Alors que la création du GATT est une initiative de la puissance dominante d’Après- Guerre, et donc demeure une institution inter-étatique, sa transformation en OMC avec la création d’un tribunal arbitral est le fruit de la mondialisation des échanges, qui au tournant du XXI° siècle, paraît obéir à une dynamique propre : cette illusion est rapidement démentie par les faits, la crise des relations sino-américaine et la mise au ban du monde occidental de l’Iran, puis de la Russie, dénotant l’intervention directe des États dans la sphère économique. Avec le retour de la protection des industries sensibles, la conception d’une sphère économique supranationale, c’est-à-dire contrôlée de fait par le soft-power américain, se trouve fondamentalement remise en cause. Depuis lors, de multiples interventions étatiques dans l’économie américaine, sur le modèle du célèbre « Inflation Reduction Act » ainsi que des « trains de sanctions » successifs à l’encontre de puissances et d’organisations hostiles (Russie, Iran, groupes terroristes) ont montré les limites de l’autonomie de la sphère économique, idéologie libérale durement ébranlée par l’affrontement entre l’Empire universel américain et l’Empire du Milieu millénaire, compliqué par la résurgence de néo-impérialismes revivifiés par les bévues occidentales : Russe, Perse et Ottoman.

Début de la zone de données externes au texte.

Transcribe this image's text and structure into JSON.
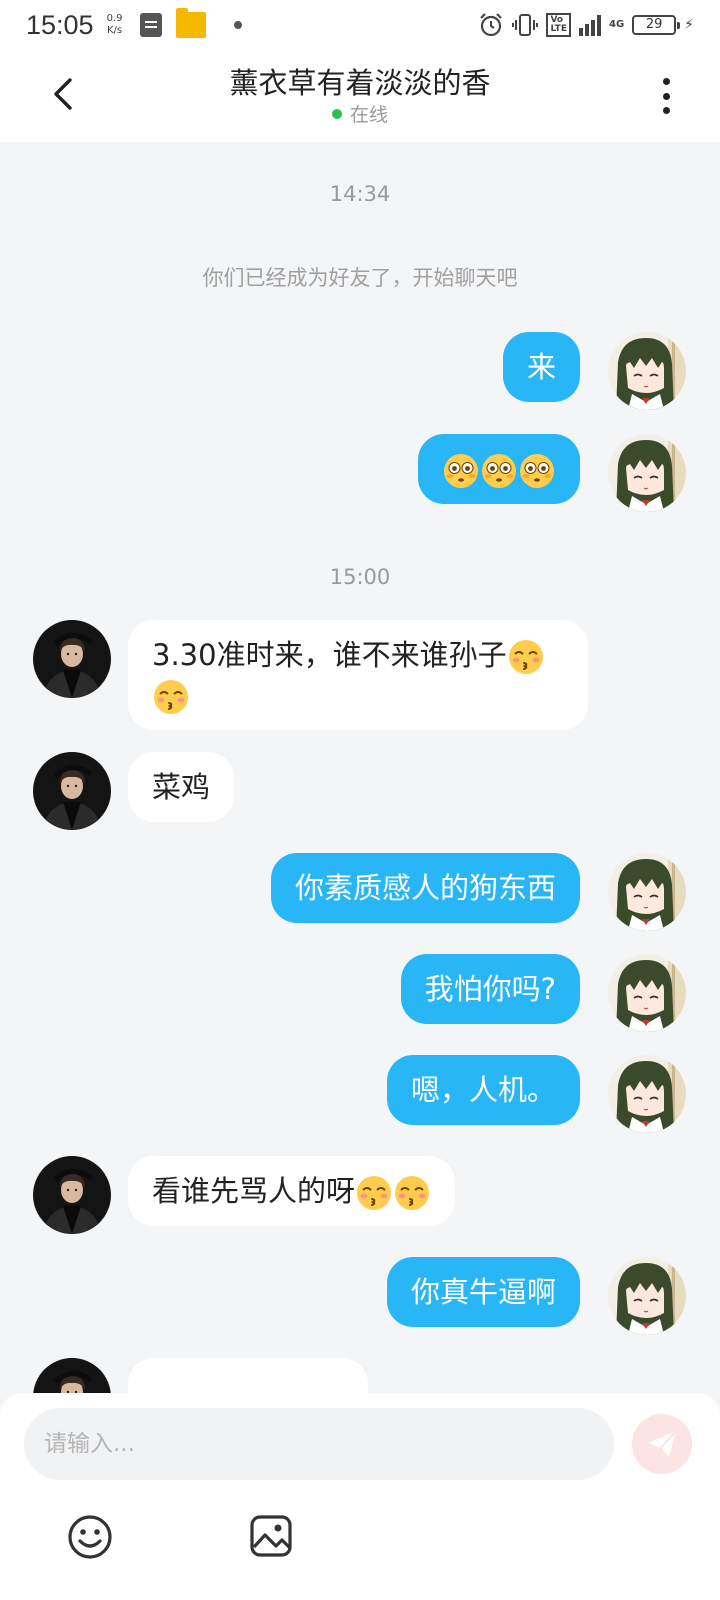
{
  "status_bar": {
    "time": "15:05",
    "net_speed_value": "0.9",
    "net_speed_unit": "K/s",
    "network": "4G",
    "battery": "29",
    "icons": [
      "note-icon",
      "folder-icon",
      "alarm-icon",
      "vibrate-icon",
      "volte-icon",
      "signal-icon",
      "battery-icon",
      "charging-icon"
    ]
  },
  "header": {
    "title": "薰衣草有着淡淡的香",
    "status": "在线",
    "status_color": "#2fc04a"
  },
  "chat": {
    "timestamps": [
      "14:34",
      "15:00"
    ],
    "system_message": "你们已经成为好友了，开始聊天吧",
    "messages": [
      {
        "from": "me",
        "text": "来"
      },
      {
        "from": "me",
        "text": "",
        "emojis": [
          "flushed-face",
          "flushed-face",
          "flushed-face"
        ]
      },
      {
        "from": "other",
        "line1": "3.30准时来，谁不来谁孙子",
        "emojis": [
          "kissing-face",
          "kissing-face"
        ]
      },
      {
        "from": "other",
        "text": "菜鸡"
      },
      {
        "from": "me",
        "text": "你素质感人的狗东西"
      },
      {
        "from": "me",
        "text": "我怕你吗?"
      },
      {
        "from": "me",
        "text": "嗯，人机。"
      },
      {
        "from": "other",
        "text": "看谁先骂人的呀",
        "emojis": [
          "kissing-face",
          "kissing-face"
        ]
      },
      {
        "from": "me",
        "text": "你真牛逼啊"
      }
    ]
  },
  "input": {
    "placeholder": "请输入..."
  },
  "colors": {
    "my_bubble": "#29b6f6",
    "other_bubble": "#ffffff",
    "background": "#f4f5f7",
    "send_button": "#fde4e4"
  }
}
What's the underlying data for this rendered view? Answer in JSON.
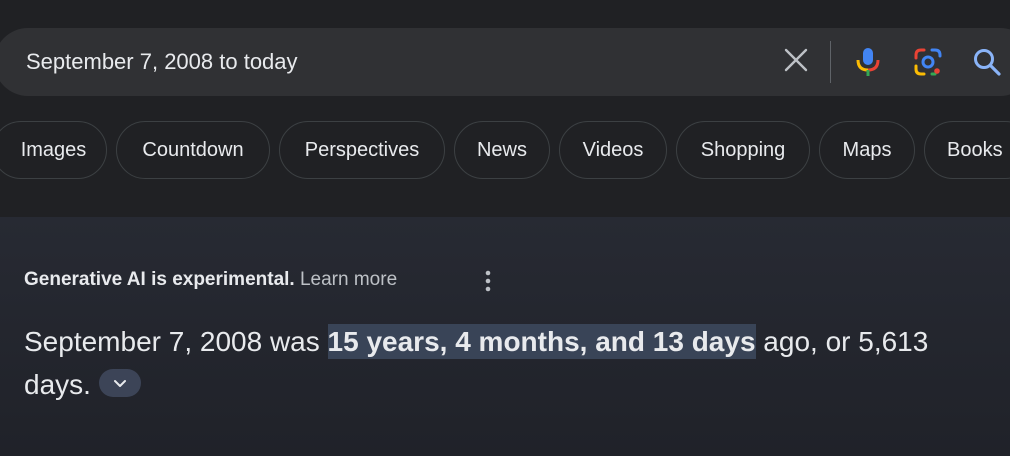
{
  "search": {
    "query": "September 7, 2008 to today"
  },
  "chips": [
    {
      "label": "Images"
    },
    {
      "label": "Countdown"
    },
    {
      "label": "Perspectives"
    },
    {
      "label": "News"
    },
    {
      "label": "Videos"
    },
    {
      "label": "Shopping"
    },
    {
      "label": "Maps"
    },
    {
      "label": "Books"
    }
  ],
  "ai_overview": {
    "notice": "Generative AI is experimental.",
    "learn_more": "Learn more",
    "answer_prefix": "September 7, 2008 was",
    "answer_highlight": "15 years, 4 months, and 13 days",
    "answer_suffix": "ago, or 5,613 days."
  },
  "icons": {
    "clear": "close-icon",
    "mic": "microphone-icon",
    "lens": "google-lens-icon",
    "search": "search-icon",
    "more": "more-vert-icon",
    "expand": "chevron-down-icon"
  },
  "colors": {
    "background": "#202124",
    "search_bar": "#303134",
    "panel": "#272a33",
    "highlight": "#394457",
    "accent_blue": "#8ab4f8"
  }
}
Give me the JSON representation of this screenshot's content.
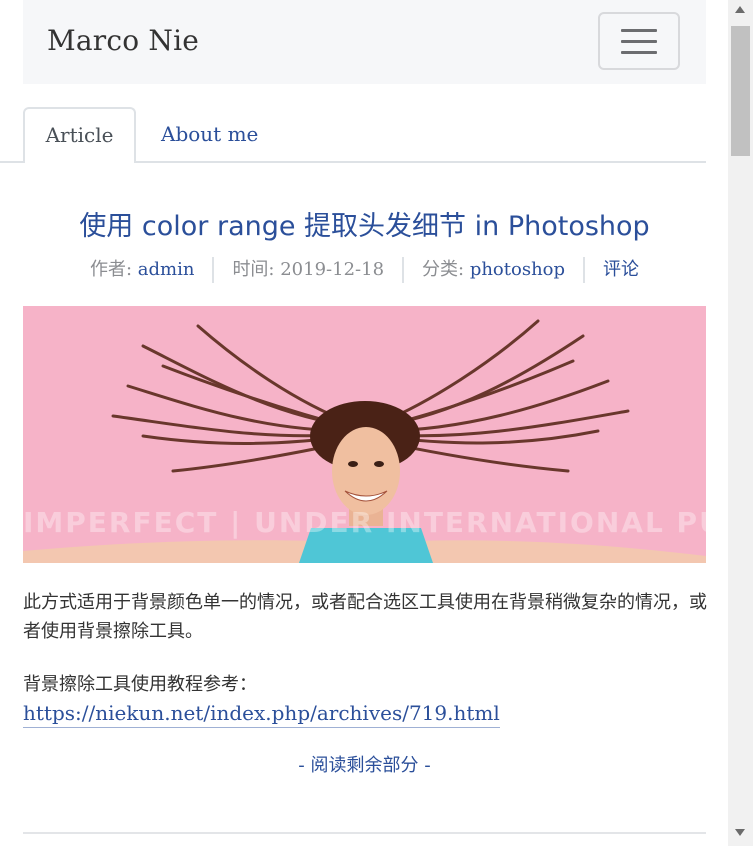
{
  "navbar": {
    "brand": "Marco Nie",
    "menu_icon": "hamburger-menu-icon"
  },
  "tabs": [
    {
      "label": "Article",
      "active": true
    },
    {
      "label": "About me",
      "active": false
    }
  ],
  "post": {
    "title": "使用 color range 提取头发细节 in Photoshop",
    "meta": {
      "author_label": "作者: ",
      "author": "admin",
      "date_label": "时间: ",
      "date": "2019-12-18",
      "category_label": "分类: ",
      "category": "photoshop",
      "comments": "评论"
    },
    "image": {
      "description_icon": "hero-photo",
      "watermark": "IMPERFECT | UNDER INTERNATIONAL PUR"
    },
    "paragraph1": "此方式适用于背景颜色单一的情况，或者配合选区工具使用在背景稍微复杂的情况，或者使用背景擦除工具。",
    "paragraph2": "背景擦除工具使用教程参考：",
    "link": "https://niekun.net/index.php/archives/719.html",
    "read_more": "- 阅读剩余部分 -"
  },
  "colors": {
    "link": "#2b4f9a",
    "navbar_bg": "#f6f7f9",
    "hero_bg": "#f6b3c8"
  }
}
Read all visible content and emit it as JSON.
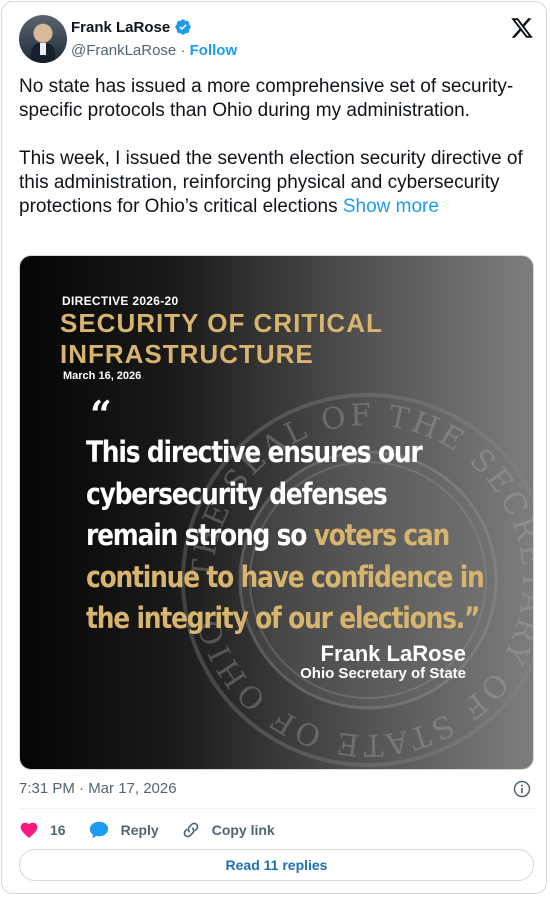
{
  "author": {
    "name": "Frank LaRose",
    "handle": "@FrankLaRose",
    "separator": "·",
    "follow_label": "Follow"
  },
  "tweet": {
    "paragraph1": "No state has issued a more comprehensive set of security-specific protocols than Ohio during my administration.",
    "paragraph2": "This week, I issued the seventh election security directive of this administration, reinforcing physical and cybersecurity protections for Ohio’s critical elections",
    "show_more": "Show more"
  },
  "media": {
    "directive": "DIRECTIVE 2026-20",
    "title_line1": "SECURITY OF CRITICAL",
    "title_line2": "INFRASTRUCTURE",
    "date": "March 16, 2026",
    "quote_mark": "“",
    "quote_line1": "This directive ensures our",
    "quote_line2": "cybersecurity defenses",
    "quote_line3_white": "remain strong so ",
    "quote_line3_gold": "voters can",
    "quote_line4": "continue to have confidence in",
    "quote_line5": "the integrity of our elections.”",
    "signature_name": "Frank LaRose",
    "signature_title": "Ohio Secretary of State",
    "seal_text": "THE SEAL OF THE SECRETARY OF STATE OF OHIO",
    "colors": {
      "gold": "#d8b56f",
      "background_dark": "#050505"
    }
  },
  "meta": {
    "timestamp": "7:31 PM · Mar 17, 2026"
  },
  "actions": {
    "like_count": "16",
    "reply_label": "Reply",
    "copy_link_label": "Copy link"
  },
  "read_replies_label": "Read 11 replies",
  "colors": {
    "accent": "#1d9bf0",
    "like": "#f91880",
    "muted": "#536471"
  }
}
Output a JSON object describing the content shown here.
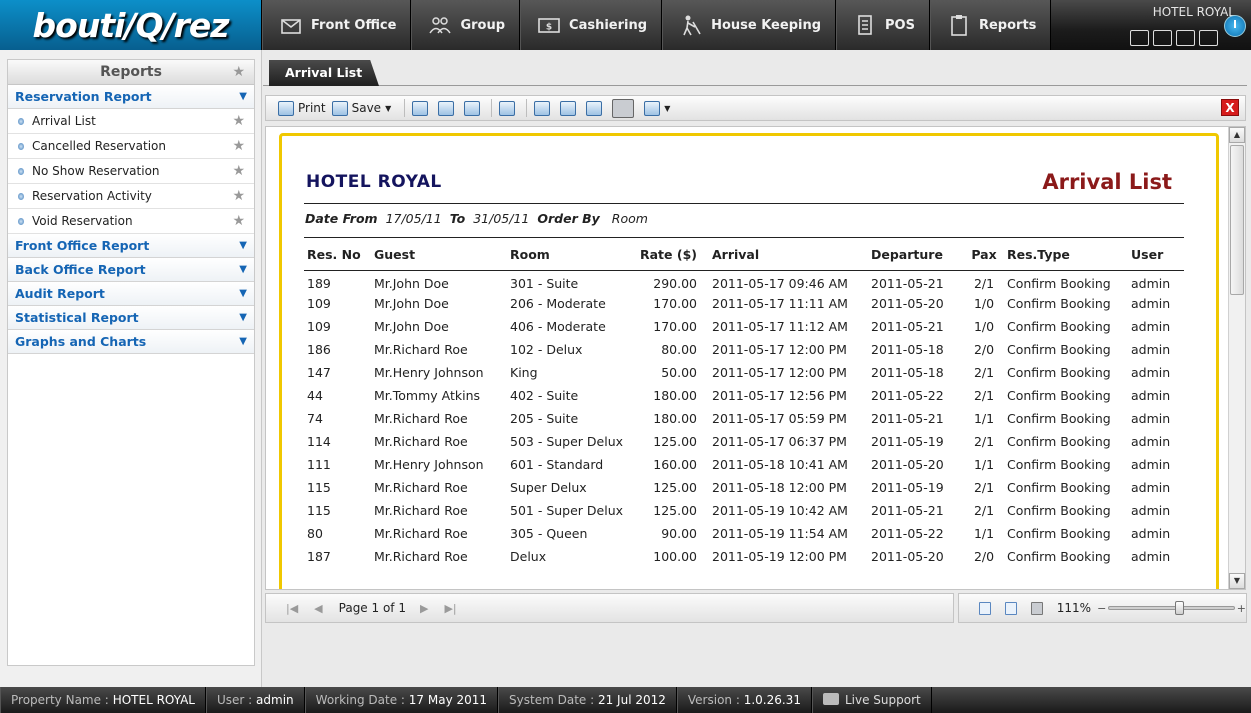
{
  "app": {
    "logo": "bouti/Q/rez",
    "hotel_name": "HOTEL ROYAL"
  },
  "nav": [
    {
      "label": "Front Office",
      "icon": "front-office-icon"
    },
    {
      "label": "Group",
      "icon": "group-icon"
    },
    {
      "label": "Cashiering",
      "icon": "cashiering-icon"
    },
    {
      "label": "House Keeping",
      "icon": "housekeeping-icon"
    },
    {
      "label": "POS",
      "icon": "pos-icon"
    },
    {
      "label": "Reports",
      "icon": "reports-icon"
    }
  ],
  "sidebar": {
    "title": "Reports",
    "categories": [
      {
        "label": "Reservation Report",
        "items": [
          "Arrival List",
          "Cancelled Reservation",
          "No Show Reservation",
          "Reservation Activity",
          "Void Reservation"
        ]
      },
      {
        "label": "Front Office Report"
      },
      {
        "label": "Back Office Report"
      },
      {
        "label": "Audit Report"
      },
      {
        "label": "Statistical Report"
      },
      {
        "label": "Graphs and Charts"
      }
    ]
  },
  "tab": {
    "label": "Arrival List"
  },
  "toolbar": {
    "print": "Print",
    "save": "Save",
    "close": "X"
  },
  "report": {
    "hotel": "HOTEL ROYAL",
    "title": "Arrival List",
    "date_from_label": "Date From",
    "date_from": "17/05/11",
    "to_label": "To",
    "date_to": "31/05/11",
    "order_by_label": "Order By",
    "order_by": "Room",
    "columns": [
      "Res. No",
      "Guest",
      "Room",
      "Rate ($)",
      "Arrival",
      "Departure",
      "Pax",
      "Res.Type",
      "User"
    ],
    "rows": [
      [
        "189",
        "Mr.John Doe",
        "301 - Suite",
        "290.00",
        "2011-05-17 09:46 AM",
        "2011-05-21",
        "2/1",
        "Confirm Booking",
        "admin"
      ],
      [
        "109",
        "Mr.John Doe",
        "206 - Moderate",
        "170.00",
        "2011-05-17 11:11 AM",
        "2011-05-20",
        "1/0",
        "Confirm Booking",
        "admin"
      ],
      [
        "109",
        "Mr.John Doe",
        "406 - Moderate",
        "170.00",
        "2011-05-17 11:12 AM",
        "2011-05-21",
        "1/0",
        "Confirm Booking",
        "admin"
      ],
      [
        "186",
        "Mr.Richard Roe",
        "102 - Delux",
        "80.00",
        "2011-05-17 12:00 PM",
        "2011-05-18",
        "2/0",
        "Confirm Booking",
        "admin"
      ],
      [
        "147",
        "Mr.Henry Johnson",
        "King",
        "50.00",
        "2011-05-17 12:00 PM",
        "2011-05-18",
        "2/1",
        "Confirm Booking",
        "admin"
      ],
      [
        "44",
        "Mr.Tommy Atkins",
        "402 - Suite",
        "180.00",
        "2011-05-17 12:56 PM",
        "2011-05-22",
        "2/1",
        "Confirm Booking",
        "admin"
      ],
      [
        "74",
        "Mr.Richard Roe",
        "205 - Suite",
        "180.00",
        "2011-05-17 05:59 PM",
        "2011-05-21",
        "1/1",
        "Confirm Booking",
        "admin"
      ],
      [
        "114",
        "Mr.Richard Roe",
        "503 - Super Delux",
        "125.00",
        "2011-05-17 06:37 PM",
        "2011-05-19",
        "2/1",
        "Confirm Booking",
        "admin"
      ],
      [
        "111",
        "Mr.Henry Johnson",
        "601 - Standard",
        "160.00",
        "2011-05-18 10:41 AM",
        "2011-05-20",
        "1/1",
        "Confirm Booking",
        "admin"
      ],
      [
        "115",
        "Mr.Richard Roe",
        "Super Delux",
        "125.00",
        "2011-05-18 12:00 PM",
        "2011-05-19",
        "2/1",
        "Confirm Booking",
        "admin"
      ],
      [
        "115",
        "Mr.Richard Roe",
        "501 - Super Delux",
        "125.00",
        "2011-05-19 10:42 AM",
        "2011-05-21",
        "2/1",
        "Confirm Booking",
        "admin"
      ],
      [
        "80",
        "Mr.Richard Roe",
        "305 - Queen",
        "90.00",
        "2011-05-19 11:54 AM",
        "2011-05-22",
        "1/1",
        "Confirm Booking",
        "admin"
      ],
      [
        "187",
        "Mr.Richard Roe",
        "Delux",
        "100.00",
        "2011-05-19 12:00 PM",
        "2011-05-20",
        "2/0",
        "Confirm Booking",
        "admin"
      ]
    ]
  },
  "pager": {
    "page_info": "Page 1 of 1"
  },
  "zoom": {
    "label": "111%",
    "level": 0.5
  },
  "status": {
    "property_label": "Property Name :",
    "property": "HOTEL ROYAL",
    "user_label": "User :",
    "user": "admin",
    "working_date_label": "Working Date :",
    "working_date": "17 May 2011",
    "system_date_label": "System Date :",
    "system_date": "21 Jul 2012",
    "version_label": "Version :",
    "version": "1.0.26.31",
    "support": "Live Support"
  }
}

Le deuxième angle d’attaque qui mérite d’être exploré s’inscrit dans une perspective de philosophie politique en termes de légitimation du pouvoir, ou plutôt des pouvoirs, dans l’État-Nation, comme dans l’entreprise.
Le premier moment coïncide avec le mouvement des Lumières, inspirateur du libéralisme politique et, simultanément, catalyseur du capitalisme naissant : entre 1700 et 1950, cette période a été régie par une « nouvelle donne », en profonde rupture avec l’ordre traditionnel.
Pour résumer le basculement qui s’est produit en Occident au XVIII° siècle, annoncé par Baruch Spinoza dès le milieu du XVII° siècle, l’ordre politique et social traditionnel, caractérisé par la verticalité du Pouvoir légitimé par la Révélation, s’est trouvé progressivement affaibli par un ordre horizontal, régi par la Raison, que Thomas d’Aquin s’était efforcé, dès le XIII° siècle, de réconcilier avec la Foi (la Raison, don divin du Créateur, par lequel celui-ci manifeste son dessein de réunir l’Homme, créé à son image, dans la « Cité de Dieu » évoquée par Augustin d’Hippone). Cf. l’encyclique de Léon XIII « Rerum Novarum ».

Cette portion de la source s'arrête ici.